Mazhar Osman, Türkiye'nin ilk modern psikiyatristlerinden biri olarak tanınır. O, Neyzen Tevfik gibi sıra dışı bir kişiliği tedavi etmeye çalışırken, hastasının sıradışı karakterini de anlamak zorunda kalıyordu. Neyzen’in alkolle olan bağı, bir tür kaçıştan ziyade onun hayatının doğal bir parçasıydı. Bu nedenle, doktorun müdahaleleri sıklıkla onun mizahi karşılıklarıyla sonuçlanıyordu.

Neyzen Tevfik’in yaşamı boyunca sürdürdüğü bu tutum, aslında sanatçıların hayatı ve kimliği üzerine de derin bir mesaj taşır. Sanatçılar, toplumsal normlara uymak yerine, kendi yollarını çizerler. Neyzen de bu doğrultuda, alkolün bile yarısını dostuyla paylaşmayı bir yaşam biçimi olarak benimsemişti. Mazhar Osman’ın tedavi çabalarına rağmen, Neyzen’in bu hayata bağlılığı, mizahla örülmüş bir direnç olarak karşımıza çıkıyor.

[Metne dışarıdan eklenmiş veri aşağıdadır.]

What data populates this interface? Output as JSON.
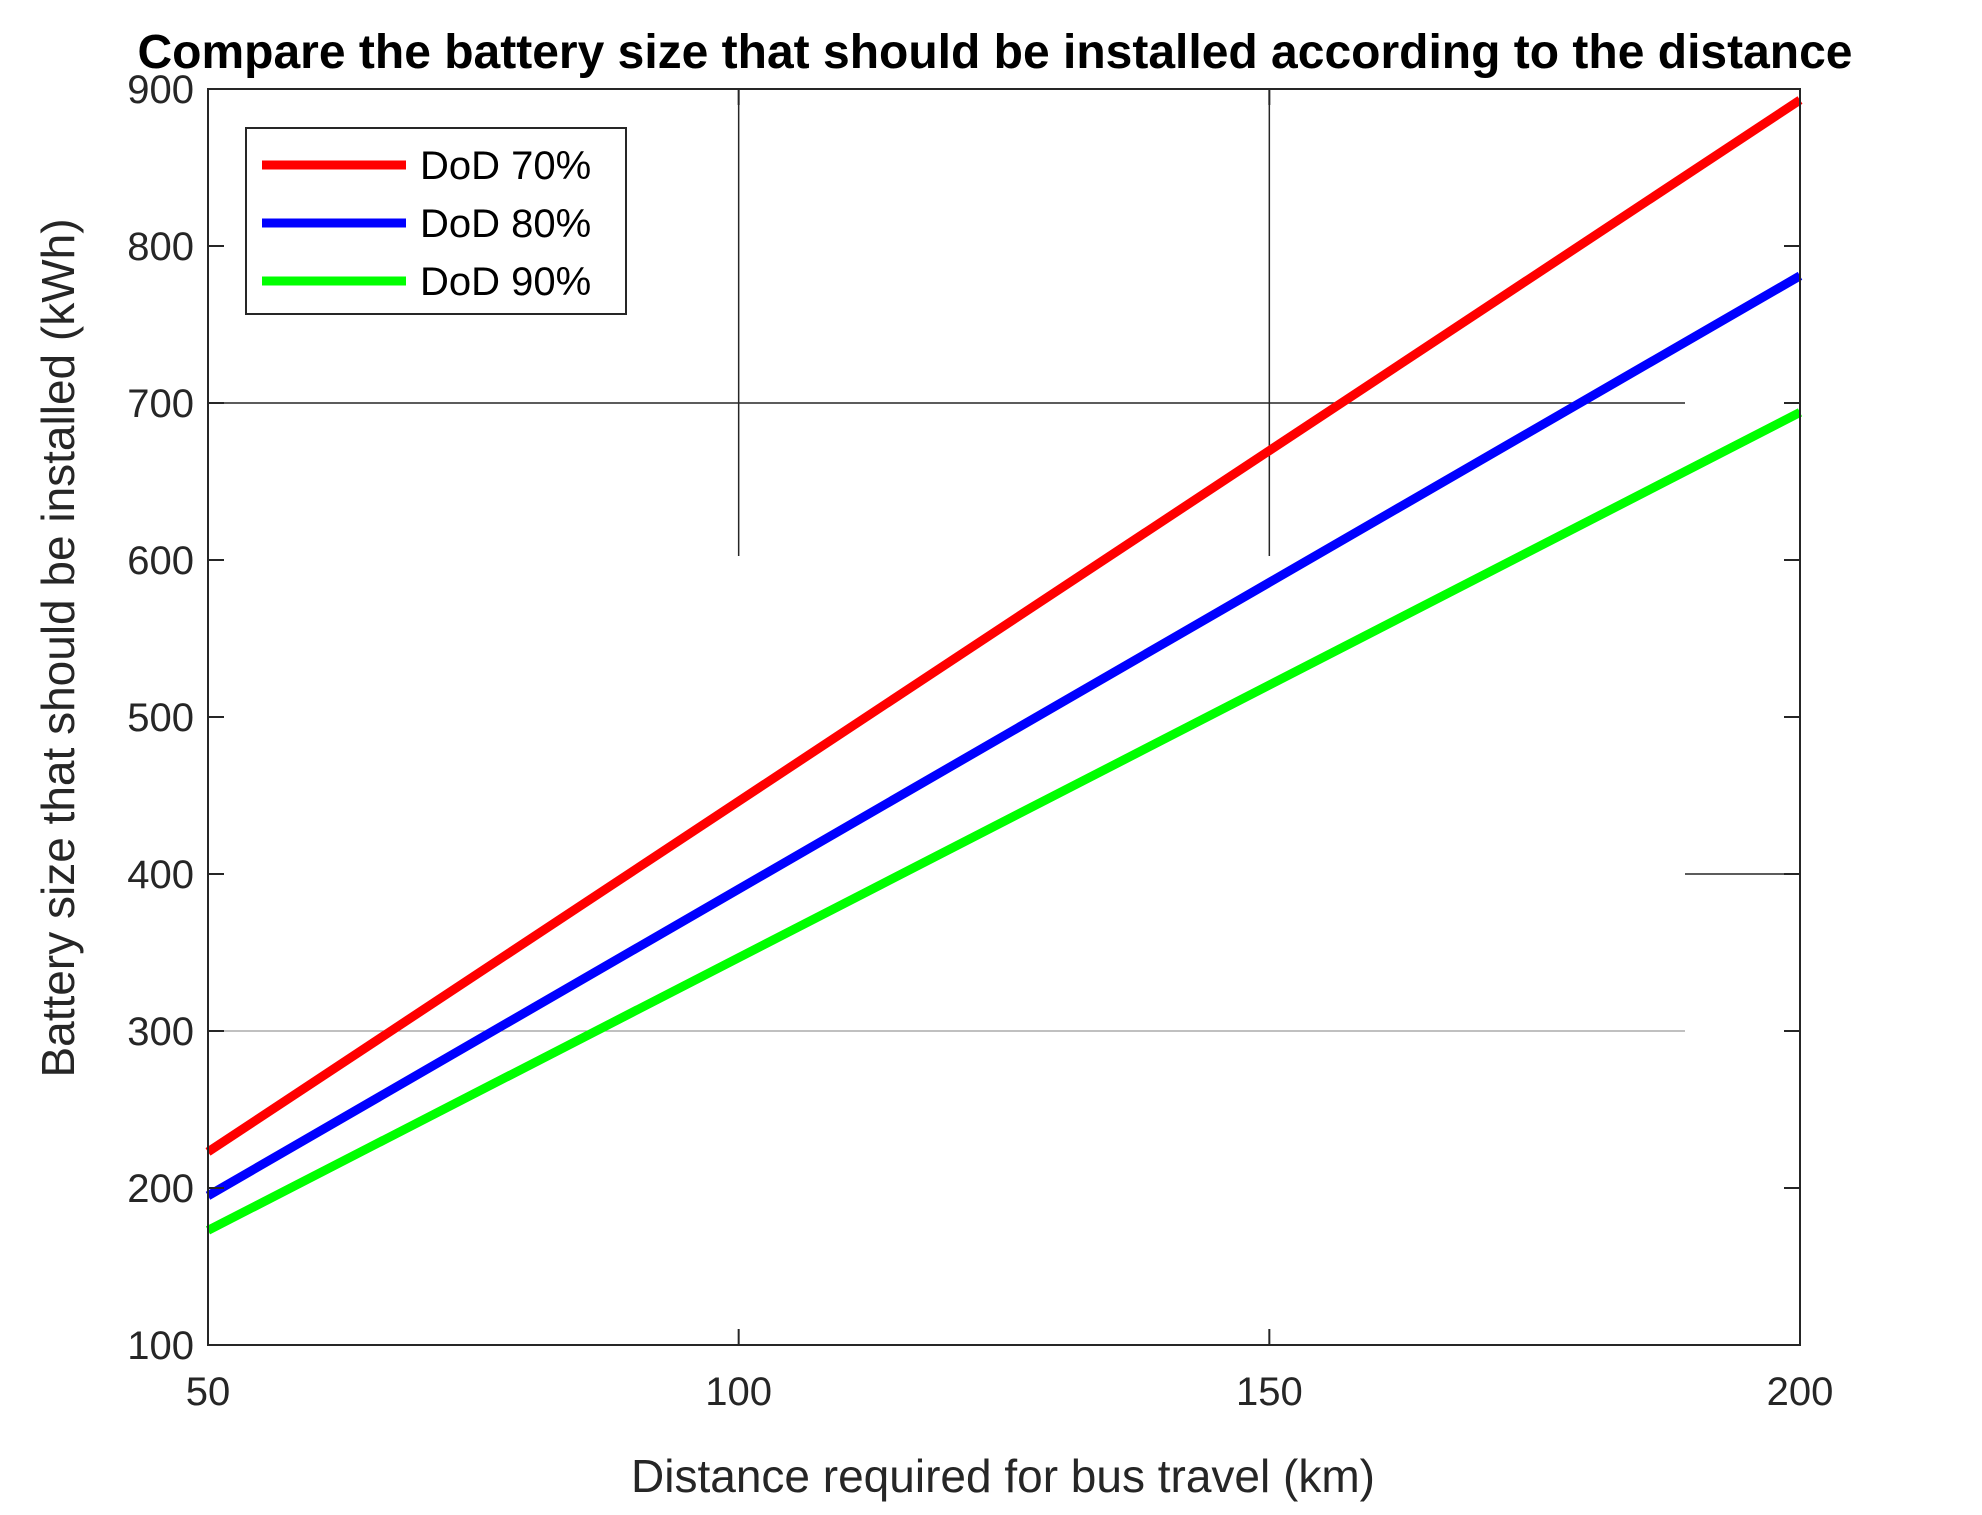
{
  "chart_data": {
    "type": "line",
    "title": "Compare the battery size that should be installed according to the distance",
    "xlabel": "Distance required for bus travel (km)",
    "ylabel": "Battery size that should be installed (kWh)",
    "xlim": [
      50,
      200
    ],
    "ylim": [
      100,
      900
    ],
    "xticks": [
      50,
      100,
      150,
      200
    ],
    "yticks": [
      100,
      200,
      300,
      400,
      500,
      600,
      700,
      800,
      900
    ],
    "grid": "partial",
    "legend_position": "top-left",
    "x": [
      50,
      200
    ],
    "series": [
      {
        "name": "DoD 70%",
        "color": "#ff0000",
        "values": [
          223,
          893
        ]
      },
      {
        "name": "DoD 80%",
        "color": "#0000ff",
        "values": [
          195,
          781
        ]
      },
      {
        "name": "DoD 90%",
        "color": "#00ff00",
        "values": [
          173,
          694
        ]
      }
    ]
  }
}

Bu kısa anekdot, bize sadece bir güldürü malzemesi sunmaz; aynı zamanda sanat ve hayatın nasıl iç içe geçtiğini de gösterir. Neyzen Tevfik’in rakı şişesi, onun için bir bağımlılık değil, bir dostluk sembolü haline gelmişti. Mazhar Osman’ın ise bunu değiştirmeye çalışması, ama her seferinde Neyzen’in ince zekâsıyla karşılaşması, sanatın ve özgürlüğün doktorların reçetelerinden daha güçlü olduğunu hatırlatır.

Sonuç olarak, Neyzen Tevfik ile Mazhar Osman arasındaki bu diyalog, hem Türk edebiyatında hem de sanat tarihinde unutulmaz bir yere sahiptir. Neyzen’in zekâsı, doktorun ciddiyeti ve İbrahim Çallı’nın adıyla daha da zenginleşen bu sahne, hayatın karmaşıklığını ve dostlukların değerini mizahla anlatmanın en güzel örneklerinden biri olarak hatırlanacaktır.